On a sunny October day, Hiro Kanagawa is sequestered inside a small Hollywood coffee shop. He’s up bright and early despite attending the premiere of his new series, “Limetown,” the night before, and he’s checking his email to see if he’s received talking points—so he can avoid discussing spoilers, of course.
“Oh, the file’s not working,” Kanagawa says. “Because of social media and everything, they’re so secretive now. They don’t want to ruin it for audiences by having someone reveal things.”
He brushes it off and moves on, resolving to share what he can. The Sapporo, Japan-born actor now lives in Vancouver, and has made a name for himself with a number of recurring roles on American network TV shows, including “Smallville,” “iZombie” and “The X-Files.” He’s also renowned as a playwright, and has published two plays that have since been produced in theaters across Canada.
“You often have to wear many different hats in the industry to make a living, and anyone who’s an actor wants to tell stories,” Kanagawa says. He cites Bruce Springsteen as one of his main writing inspirations. “I set out to move the audience in the same way that his music moved me when I first heard it in high school. I’ve always had an ambition to write, so at the same time that my acting career was getting going, I was writing.”
These days, though, original projects from streaming platforms like Apple TV+ and Netflix are keeping him busy. He’s in a slate of new shows premiering this fall, including “Limetown” and “See.” He’s upbeat about the future of streaming services like Facebook Watch, which hosts “Limetown.” “Just four years ago, I was in ‘Man in the High Castle’ when it first started,” Kanagawa says. “And that was the first big show that was produced by a streaming platform, and no one had heard of anything like that ever before. Four years later, everything is streaming, and it’s great, because the content that’s being produced, a lot of it’s really good. The production values are tremendous, they’re feature film-level.”

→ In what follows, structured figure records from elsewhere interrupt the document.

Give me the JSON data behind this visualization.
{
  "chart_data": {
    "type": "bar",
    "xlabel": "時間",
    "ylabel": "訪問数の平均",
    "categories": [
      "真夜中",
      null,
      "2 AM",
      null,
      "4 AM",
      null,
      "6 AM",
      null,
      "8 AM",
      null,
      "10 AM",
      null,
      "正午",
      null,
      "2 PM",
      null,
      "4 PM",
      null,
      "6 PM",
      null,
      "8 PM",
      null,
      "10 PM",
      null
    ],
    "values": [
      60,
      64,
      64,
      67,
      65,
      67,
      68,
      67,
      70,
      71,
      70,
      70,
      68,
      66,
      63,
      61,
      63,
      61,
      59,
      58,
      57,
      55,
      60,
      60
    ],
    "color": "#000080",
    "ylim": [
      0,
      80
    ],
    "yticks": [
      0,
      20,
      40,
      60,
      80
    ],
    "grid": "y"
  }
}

It’s clear just from watching the trailers of both his latest projects that Kanagawa’s words ring true. “Limetown,” which is based on a fictional podcast of the same name, stars Jessica Biel as a reporter struggling to uncover the truth behind the disappearances of over 300 people living in a neuroscience facility known as Limetown. Kanagawa plays billionaire R.B. Villard, the mind and funder behind Limetown. “It’s very gripping, a mystery thriller,” Kanagawa says. “It’s one of my favorite things I’ve ever worked on. I think people are really going to be watching it, trying to figure out what happened to Limetown.”

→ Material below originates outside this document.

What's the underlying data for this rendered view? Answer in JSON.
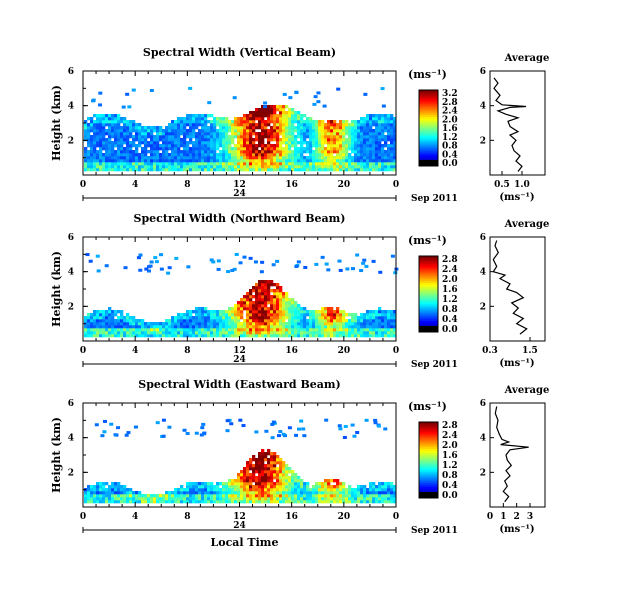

So far, the show is off to a good start, and has garnered rave reviews from new viewers and the original podcast fans alike. But Kanagawa has another highly anticipated project premiering in just two days on Nov. 1—“See,” starring Jason Momoa, is also heavy on thrills (just of a different variety). The epic drama from Apple TV+ takes place in a far-off future in which all of humanity is blind, and Kanagawa plays Lord Unoa, an advisor to the despotic Queen Kane (Sylvia Hoeks). Though it might sound difficult to portray a blind character negotiating a post-apocalyptic dystopia, Kanagawa and his fellow castmates had plenty of guidance along the way. “We had technical advisors and movement coaches, we had blind advisors who trained us about the culture and the way that blind people navigate the world,” Kanagawa says. “And so we had quite a bit of rehearsal and training with them, to work on using sound to echo-locate, using all of your other senses to feel the space. It was really a fascinating process.”

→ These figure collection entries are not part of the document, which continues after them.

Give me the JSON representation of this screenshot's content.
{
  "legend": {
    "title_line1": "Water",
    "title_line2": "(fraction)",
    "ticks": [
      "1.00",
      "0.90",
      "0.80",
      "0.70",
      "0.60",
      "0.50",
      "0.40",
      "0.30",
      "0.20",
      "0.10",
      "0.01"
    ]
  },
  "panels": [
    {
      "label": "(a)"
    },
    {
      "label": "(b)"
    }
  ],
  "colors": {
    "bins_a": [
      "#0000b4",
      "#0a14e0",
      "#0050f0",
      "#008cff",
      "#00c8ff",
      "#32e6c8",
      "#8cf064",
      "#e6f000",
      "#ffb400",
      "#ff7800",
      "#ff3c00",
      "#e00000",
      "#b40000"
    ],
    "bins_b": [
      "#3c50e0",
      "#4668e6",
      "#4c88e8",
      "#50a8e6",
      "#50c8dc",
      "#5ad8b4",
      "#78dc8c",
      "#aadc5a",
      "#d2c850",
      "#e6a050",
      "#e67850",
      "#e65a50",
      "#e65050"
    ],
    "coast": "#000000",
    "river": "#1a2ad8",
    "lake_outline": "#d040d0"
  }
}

Kanagawa stresses that learning is always a major part of an acting career, or any creative career for that matter. Beyond instructors like the ones who helped train him for “See,” he says, the beauty of film is its ability to preserve lessons even from long gone screen legends. “It’s an industry where people you’ve never met, or people who died decades ago, you can see their work on screen and learn from that,” Kanagawa says. “Or you can read what they had to say about the process and the craft. So much of creating, it seems to me as an artist, is learning from those who came before.”
He pauses to check his email to see if the talking points have come through yet, but when he finds that the file still hasn’t arrived, he just shrugs. “I do have some interesting things coming up, but I don’t know that I can tell you about them,” he says. With an impish smile, he adds, “I don’t think I’ve said anything I’m not supposed to.”